Conner, as a school bus driver, expressed her dissatisfaction of the roads and road ditches. She said that the citizens of Linn County did not get a lot for the taxes they paid and that the compactor sites were one plus for the communities.


Thompson explained that there were three different types of compactor sites in the county. There’s the sites that are related to cities, to lake developments and then there is the county-owned site for Centerville.


At the Centerville site, the county provides all the facilities, the land and hires the worker.


Thompson said at the city sites, the city provides the facility, the city hires the worker, and the county rents the land, at least in theory.


At the lake sites, Thompson said he was unclear about how it works. He said he thought the property owner’s association provides the sites and the equipment and the county just hauls it. Each of these three types of sites works differently.
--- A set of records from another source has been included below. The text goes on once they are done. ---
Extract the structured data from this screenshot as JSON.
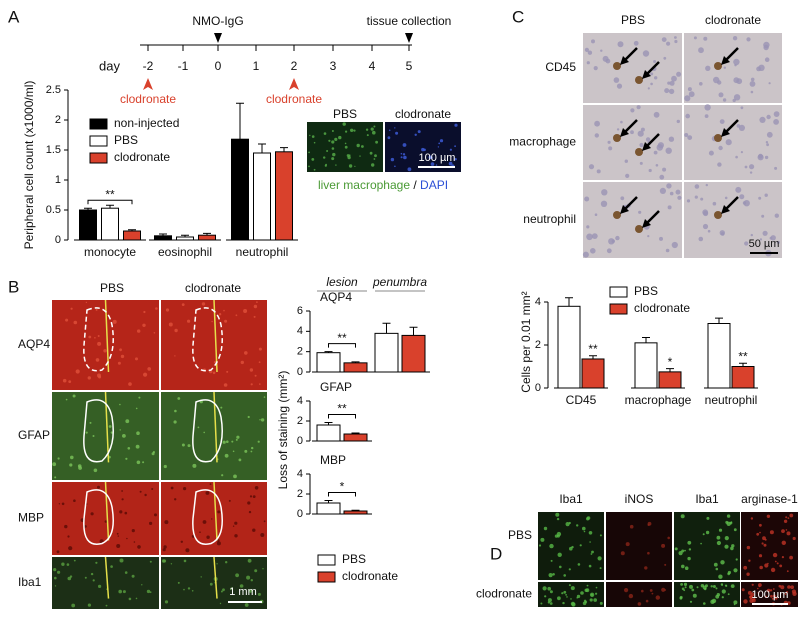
{
  "figure": {
    "panel_labels": [
      "A",
      "B",
      "C",
      "D"
    ],
    "timeline": {
      "axis_label": "day",
      "days": [
        "-2",
        "-1",
        "0",
        "1",
        "2",
        "3",
        "4",
        "5"
      ],
      "injection": "NMO-IgG",
      "end": "tissue collection",
      "treatment": [
        "clodronate",
        "clodronate"
      ]
    },
    "a_inset": {
      "columns": [
        "PBS",
        "clodronate"
      ],
      "scale_bar": "100 µm",
      "caption": [
        "liver macrophage",
        "/",
        "DAPI"
      ]
    },
    "b_images": {
      "columns": [
        "PBS",
        "clodronate"
      ],
      "rows": [
        "AQP4",
        "GFAP",
        "MBP",
        "Iba1"
      ],
      "scale_bar": "1 mm"
    },
    "c_images": {
      "columns": [
        "PBS",
        "clodronate"
      ],
      "rows": [
        "CD45",
        "macrophage",
        "neutrophil"
      ],
      "scale_bar": "50 µm"
    },
    "d_images": {
      "columns": [
        "Iba1",
        "iNOS",
        "Iba1",
        "arginase-1"
      ],
      "rows": [
        "PBS",
        "clodronate"
      ],
      "scale_bar": "100 µm"
    }
  },
  "chart_data": [
    {
      "type": "bar",
      "ylabel": "Peripheral cell count (x1000/ml)",
      "categories": [
        "monocyte",
        "eosinophil",
        "neutrophil"
      ],
      "series": [
        {
          "name": "non-injected",
          "color": "#000000",
          "values": [
            0.5,
            0.07,
            1.68
          ],
          "errors": [
            0.03,
            0.03,
            0.6
          ]
        },
        {
          "name": "PBS",
          "color": "#ffffff",
          "values": [
            0.53,
            0.05,
            1.45
          ],
          "errors": [
            0.05,
            0.03,
            0.15
          ]
        },
        {
          "name": "clodronate",
          "color": "#d9412c",
          "values": [
            0.15,
            0.08,
            1.47
          ],
          "errors": [
            0.02,
            0.03,
            0.07
          ]
        }
      ],
      "ylim": [
        0,
        2.5
      ],
      "yticks": [
        0,
        0.5,
        1,
        1.5,
        2,
        2.5
      ],
      "annotations": [
        {
          "text": "**"
        }
      ]
    },
    {
      "type": "bar",
      "ylabel": "Loss of staining (mm²)",
      "categories": [
        "lesion",
        "penumbra"
      ],
      "series": [
        {
          "name": "PBS",
          "color": "#ffffff"
        },
        {
          "name": "clodronate",
          "color": "#d9412c"
        }
      ],
      "subplots": [
        {
          "title": "AQP4",
          "ylim": [
            0,
            6
          ],
          "yticks": [
            0,
            2,
            4,
            6
          ],
          "values": [
            [
              1.9,
              3.8
            ],
            [
              0.9,
              3.6
            ]
          ],
          "errors": [
            [
              0.1,
              1.0
            ],
            [
              0.1,
              0.8
            ]
          ],
          "annotations": [
            {
              "text": "**"
            }
          ]
        },
        {
          "title": "GFAP",
          "ylim": [
            0,
            4
          ],
          "yticks": [
            0,
            2,
            4
          ],
          "values": [
            [
              1.6,
              null
            ],
            [
              0.7,
              null
            ]
          ],
          "errors": [
            [
              0.25,
              null
            ],
            [
              0.1,
              null
            ]
          ],
          "annotations": [
            {
              "text": "**"
            }
          ]
        },
        {
          "title": "MBP",
          "ylim": [
            0,
            4
          ],
          "yticks": [
            0,
            2,
            4
          ],
          "values": [
            [
              1.1,
              null
            ],
            [
              0.3,
              null
            ]
          ],
          "errors": [
            [
              0.25,
              null
            ],
            [
              0.07,
              null
            ]
          ],
          "annotations": [
            {
              "text": "*"
            }
          ]
        }
      ]
    },
    {
      "type": "bar",
      "ylabel": "Cells per 0.01 mm²",
      "categories": [
        "CD45",
        "macrophage",
        "neutrophil"
      ],
      "series": [
        {
          "name": "PBS",
          "color": "#ffffff",
          "values": [
            3.8,
            2.1,
            3.0
          ],
          "errors": [
            0.4,
            0.25,
            0.25
          ]
        },
        {
          "name": "clodronate",
          "color": "#d9412c",
          "values": [
            1.35,
            0.75,
            1.0
          ],
          "errors": [
            0.15,
            0.15,
            0.15
          ]
        }
      ],
      "ylim": [
        0,
        4
      ],
      "yticks": [
        0,
        2,
        4
      ],
      "annotations": [
        {
          "text": "**"
        },
        {
          "text": "*"
        },
        {
          "text": "**"
        }
      ]
    }
  ]
}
He said the commissioners were trying to get a grasp on that figure out the best way to make it consistent and to work well for everybody. They are not out to cut anything from you he told the audience.


West told the commissioners and audience that just the tonnage cost for the trash at Arcadia was $12,000 to $13,000 per month. The maintenance of the equipment that hauls it, the fuel and the manpower have to be added to that.


West explained that this is the opposite of other counties. Linn County has commercial haulers haul trash to the county site near Prescott and pay for dumping at the transfer site.


However, he said the trash the county has to pay to dump the trash from the compactors. In most every other county, haulers are bringing to a transfer station and paying for their tonnage.


He said our system is unique among solid waste systems. It is very convenient for everyone of your communities.


“What’s brought us to this table is the fact that, as a community, we share a unique system that does not pay for itself,” said West.


Hightower asked about the possible consolidation of sites, like the landfill compactor and the Prescott compactor. He said when he looks at the amount of tonnage for the different sites Centerville and Prescott have the least amount of trash.


Prescott Mayor Kevin Wood said that it was difficult for people to take their trash to the transfer station compactor because they had to back in.


The tonnage for the year 2022 by site is:

• 1,508 tons from the landfill (this includes the trash haulers and individuals who take trash there)

• 566 tons Pleasanton

• 560 tons Linn Valley

• 505 tons Mound City

• 430 tons La Cygne

• 286 tons Parker

• 225 tons Sugar Valley

• 134 tons Blue Mound

• 124 tons Tanglewood

• 65 tons Prescott

• 60 tons Centerville

• 4,464 tons TOTAL


McCullough asked each location to get back with the commission about how their operation works. He asked them to tell the county what you would like to see and how important it is to you. He asked that they turn in this information to West or Assistant Public Works Director Jessica Hightower.


Thompson asked that if any of the cities have an old contract to please send it in to the commission.